The solution in this hypothetical is, I admit, an imperfect one. But it addresses the jurisdictional gap created by the Court’s opinion, a jurisdictional gap that I do not believe the legislature could have intended. In D.P. we invited the General Assembly to clarify the jurisdictional reach of the juvenile court if the results of the case didn’t reflect the legislative intent. 151 N.E.3d at 1217. I believe that this case creates an even more compelling call for the legislature to create a statutory fix. Until then, my hypothetical above offers an alternative to allowing “certain delinquent acts to go unpunished,” one that also leaves intact the important rehabilitative goals of our juvenile-justice system.

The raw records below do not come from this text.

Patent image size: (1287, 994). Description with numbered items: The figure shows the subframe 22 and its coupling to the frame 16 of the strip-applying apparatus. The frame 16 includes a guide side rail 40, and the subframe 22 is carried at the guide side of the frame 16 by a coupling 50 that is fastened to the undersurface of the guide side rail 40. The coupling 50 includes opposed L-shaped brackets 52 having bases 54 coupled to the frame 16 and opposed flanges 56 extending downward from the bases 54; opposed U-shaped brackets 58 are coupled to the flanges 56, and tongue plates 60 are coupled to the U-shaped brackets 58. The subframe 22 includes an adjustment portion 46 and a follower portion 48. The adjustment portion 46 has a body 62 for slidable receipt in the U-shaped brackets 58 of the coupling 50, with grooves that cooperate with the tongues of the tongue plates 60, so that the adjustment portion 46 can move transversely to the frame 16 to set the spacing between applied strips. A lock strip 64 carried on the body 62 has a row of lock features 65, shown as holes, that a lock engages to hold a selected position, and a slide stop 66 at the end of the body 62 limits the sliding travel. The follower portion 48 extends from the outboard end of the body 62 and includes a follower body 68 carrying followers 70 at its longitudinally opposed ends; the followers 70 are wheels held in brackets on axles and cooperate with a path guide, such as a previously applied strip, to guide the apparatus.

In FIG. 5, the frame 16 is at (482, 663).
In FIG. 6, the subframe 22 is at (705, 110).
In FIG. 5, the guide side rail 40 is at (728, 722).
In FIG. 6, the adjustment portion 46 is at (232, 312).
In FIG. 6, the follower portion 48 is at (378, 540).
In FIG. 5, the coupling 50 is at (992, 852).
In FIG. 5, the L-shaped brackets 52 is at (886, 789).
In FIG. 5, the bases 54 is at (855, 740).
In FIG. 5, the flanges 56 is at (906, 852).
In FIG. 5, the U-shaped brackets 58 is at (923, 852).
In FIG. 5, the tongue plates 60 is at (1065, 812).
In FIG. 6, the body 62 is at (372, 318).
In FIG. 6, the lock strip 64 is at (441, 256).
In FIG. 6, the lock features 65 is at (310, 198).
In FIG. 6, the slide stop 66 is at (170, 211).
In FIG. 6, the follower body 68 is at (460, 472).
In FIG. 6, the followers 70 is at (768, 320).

This Court’s decision in D.P., in which I concurred, relied on the “plain language” of the Juvenile Jurisdiction Statute. 151 N.E.3d at 1216. I assented to the D.P. Court’s textualist approach because I found no ambiguity in the statutory scope of the juvenile court’s jurisdiction. What’s more, our interpretation of the statute there, unlike here, presented no clear conflict with the policy goals of our legislature and did not invalidate multiple other statutes. With today’s decision, however, the net effect is that “no court has jurisdiction” over acts committed by a defendant before turning eighteen.
The “jurisdictional gap” created here emerges from a narrow view of statutory interpretation that ignores other reasonable interpretations of a statute to find it unambiguous and then ignores practical interpretive canons. To be sure, I find great value in the use of textualism as a tool of statutory construction. But my concern, as is evident in this case, centers on the extremes to which the Court chooses to apply textualism to the exclusion of other evidence of legislative intent. This approach, in my view, places “unrealistic demands” on our colleagues in the General Assembly “to address the range of possible applications” presented in a given statutory scheme. See Amanda L. Tyler, Continuity, Coherence, and the Canons, 99 Nw. U. L. Rev. 1389, 1423 (2005). Cf. Fix v. State, 186 N.E.3d 1134, 1140 (Ind. 2022) (avoiding a strict, “impracticable” approach to statutory interpretation by concluding “that burglary—even if ‘complete’ for purposes of establishing culpability—is an ongoing crime that encompasses a defendant’s conduct after the breaking and entering, not just at the threshold of the premises”).
For the reasons above, I respectfully dissent.